On Wednesday, April 13th, Russian officials claimed that over 1000 Ukrainian soldiers have been captured in the city of Mariupol by Russian forces, a statement yet to be verified by the Ukrainian government. If the claim is true it would represent a crushing blow to the defenses of the strategically important city, the last Ukrainian stronghold on the Sea of Azov. Mariupol has been besieged for weeks and is a hotly contested territory.
After Russian advances in the western part of the country ground to a standstill, Russian forces pulled back from Kyiv, the capital of Ukraine, as of April 7th, to focus attention on the conquering the nation’s eastern half; the eastern city of Kharkiv, for example, remains in Ukrainian hands but has faced an escalated bombing campaign in recent days.

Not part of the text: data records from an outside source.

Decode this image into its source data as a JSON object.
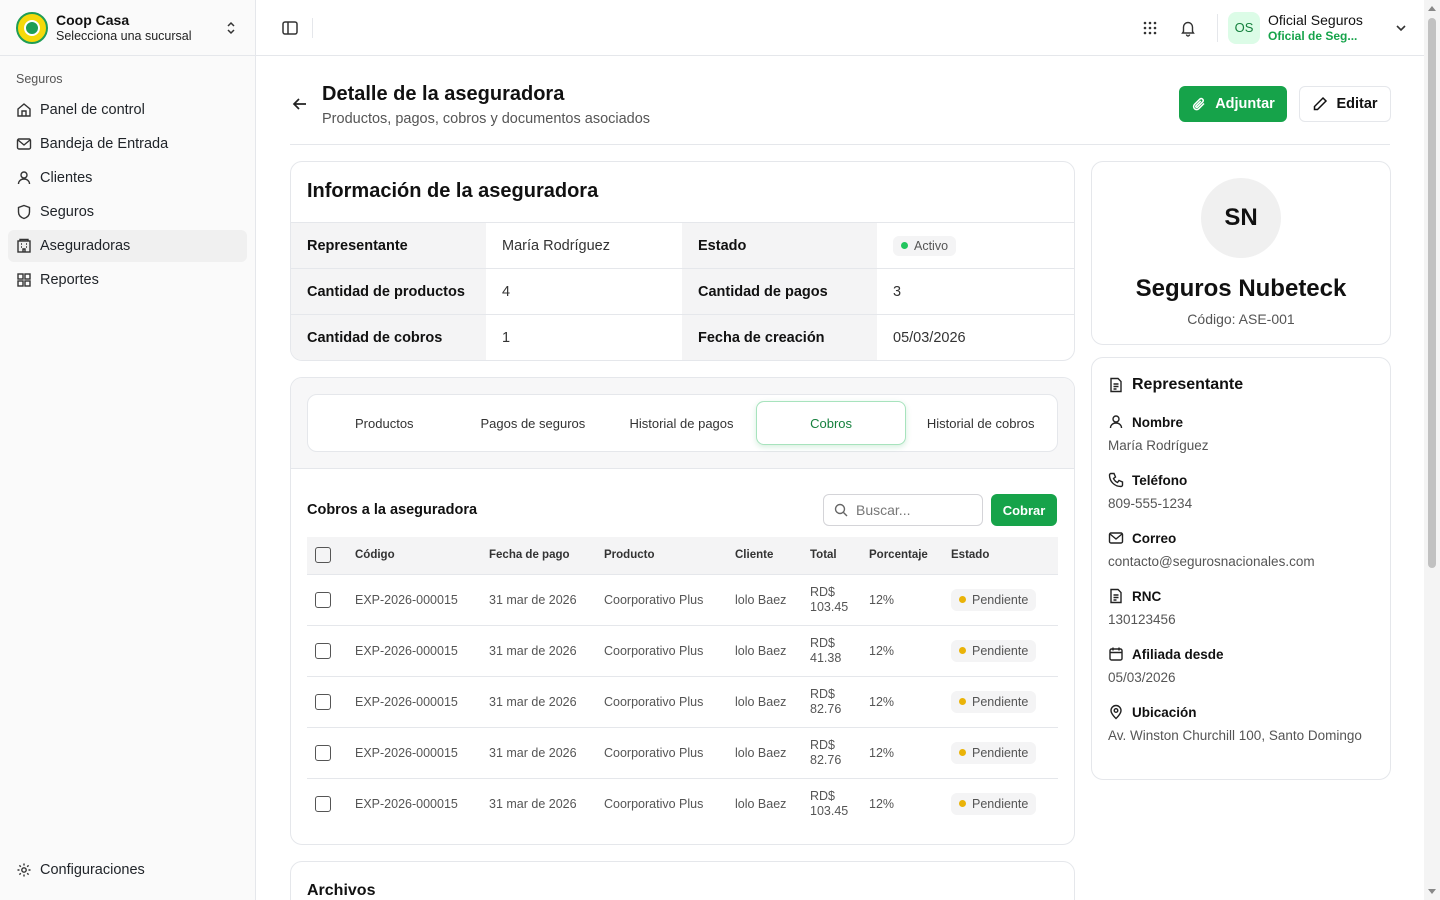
{
  "org": {
    "name": "Coop Casa",
    "subtitle": "Selecciona una sucursal"
  },
  "sidebar": {
    "section_label": "Seguros",
    "items": [
      {
        "label": "Panel de control",
        "icon": "home-icon"
      },
      {
        "label": "Bandeja de Entrada",
        "icon": "mail-icon"
      },
      {
        "label": "Clientes",
        "icon": "user-icon"
      },
      {
        "label": "Seguros",
        "icon": "shield-icon"
      },
      {
        "label": "Aseguradoras",
        "icon": "building-icon",
        "active": true
      },
      {
        "label": "Reportes",
        "icon": "grid-icon"
      }
    ],
    "settings_label": "Configuraciones"
  },
  "user": {
    "initials": "OS",
    "name": "Oficial Seguros",
    "role": "Oficial de Seguros"
  },
  "page": {
    "title": "Detalle de la aseguradora",
    "subtitle": "Productos, pagos, cobros y documentos asociados",
    "attach_label": "Adjuntar",
    "edit_label": "Editar"
  },
  "info": {
    "title": "Información de la aseguradora",
    "representante_label": "Representante",
    "representante": "María Rodríguez",
    "estado_label": "Estado",
    "estado": "Activo",
    "productos_label": "Cantidad de productos",
    "productos": "4",
    "pagos_label": "Cantidad de pagos",
    "pagos": "3",
    "cobros_label": "Cantidad de cobros",
    "cobros": "1",
    "fecha_label": "Fecha de creación",
    "fecha": "05/03/2026"
  },
  "tabs": [
    "Productos",
    "Pagos de seguros",
    "Historial de pagos",
    "Cobros",
    "Historial de cobros"
  ],
  "active_tab": "Cobros",
  "cobros": {
    "title": "Cobros a la aseguradora",
    "search_placeholder": "Buscar...",
    "cobrar_label": "Cobrar",
    "columns": [
      "Código",
      "Fecha de pago",
      "Producto",
      "Cliente",
      "Total",
      "Porcentaje",
      "Estado"
    ],
    "rows": [
      {
        "codigo": "EXP-2026-000015",
        "fecha": "31 mar de 2026",
        "producto": "Coorporativo Plus",
        "cliente": "lolo Baez",
        "moneda": "RD$",
        "monto": "103.45",
        "porcentaje": "12%",
        "estado": "Pendiente"
      },
      {
        "codigo": "EXP-2026-000015",
        "fecha": "31 mar de 2026",
        "producto": "Coorporativo Plus",
        "cliente": "lolo Baez",
        "moneda": "RD$",
        "monto": "41.38",
        "porcentaje": "12%",
        "estado": "Pendiente"
      },
      {
        "codigo": "EXP-2026-000015",
        "fecha": "31 mar de 2026",
        "producto": "Coorporativo Plus",
        "cliente": "lolo Baez",
        "moneda": "RD$",
        "monto": "82.76",
        "porcentaje": "12%",
        "estado": "Pendiente"
      },
      {
        "codigo": "EXP-2026-000015",
        "fecha": "31 mar de 2026",
        "producto": "Coorporativo Plus",
        "cliente": "lolo Baez",
        "moneda": "RD$",
        "monto": "82.76",
        "porcentaje": "12%",
        "estado": "Pendiente"
      },
      {
        "codigo": "EXP-2026-000015",
        "fecha": "31 mar de 2026",
        "producto": "Coorporativo Plus",
        "cliente": "lolo Baez",
        "moneda": "RD$",
        "monto": "103.45",
        "porcentaje": "12%",
        "estado": "Pendiente"
      }
    ]
  },
  "files": {
    "title": "Archivos"
  },
  "profile": {
    "initials": "SN",
    "name": "Seguros Nubeteck",
    "code": "Código: ASE-001"
  },
  "rep": {
    "title": "Representante",
    "nombre_label": "Nombre",
    "nombre": "María Rodríguez",
    "telefono_label": "Teléfono",
    "telefono": "809-555-1234",
    "correo_label": "Correo",
    "correo": "contacto@segurosnacionales.com",
    "rnc_label": "RNC",
    "rnc": "130123456",
    "afiliada_label": "Afiliada desde",
    "afiliada": "05/03/2026",
    "ubicacion_label": "Ubicación",
    "ubicacion": "Av. Winston Churchill 100, Santo Domingo"
  },
  "colors": {
    "brand_green": "#16a34a",
    "active_dot": "#22c55e",
    "pending_dot": "#eab308"
  }
}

Thus far more than 4 million Ukrainians have fled the country — mostly women, children and the elderly, as the Ukrainian government has banned the departure of fighting-age men. An additional 6.5 million more citizens have been internally displaced, with the UN estimating that almost 2000 civilians have been killed since the start of the conflict.
In a sign of escalating rheotoric and as a potential prelude to greater involvement, on April 12th President Biden referred to the ongoing Russian campaign as a “genocide.” This new condemnation from the White House, which has for weeks referred to Putin as a “war criminal,” has drawn the ire of Biden critics and supporters alike, with critics arguing that such rhetoric narrows the path to a negotiated end to the conflict and proponents arguing that the condemnations do not go far enough.
Western nations have condemned the Russian invasion and imposed significant sanctions on the regime, though non-Western powers like India have been more circumspect in their Russia policies. Trade loopholes, surging prices on oil and gas and European dependence on fossil fuels have blunted much of the sanction’s effects, providing Russia with significant funding for its war efforts. Falling short of condemning Western leaders for their hypocrisy, Ukraine’s President Zelensky has instead focused on requesting lethal aid from North Atlantic Treaty Organization members.
The war in Ukraine began on Feb. 24th, several days after Russia recognized the independence of the contested Donbass Region. Fighting in the Donbass region (the provinces of Donetsk and Luhansk) between Russian-aligned separatists and Ukrainian loyalists has been ongoing since 2014, when Ukranians ousted its pro-Russian president, Victor Yanukovych, during the Maidan Revolution. When Russian-supported “independence,” was declared the separatists controlled roughly ⅓ of the two provinces; despite the ongoing Russian advance much of the territory still remains in Ukrainian hands.
Shortly after Yanukovych’s departure, Russia unilaterally annexed the Crimean Peninsula ensuring their continued control of their naval base at Sevastopol and granting them a foothold on the southern tip of the country, from which they staged a substantial part of the 2022 invasion.
Russia considers Ukraine its geopolitical backyard, with Russian civilization originating in the Kievan Rus, a Kyiv-centered polity from the 9th to 13th centuries. Ukraine has often been entangled with Russia since, becoming a member state of the Soviet Union and disproportionately suffering from the Holodomor famine of the 1930s. After the fall of the Soviet Union, Ukraine surrendered its sizable nuclear arsenal in exchange for legal guarantees that the Russians and the West would not use economic or military coercion against the nation.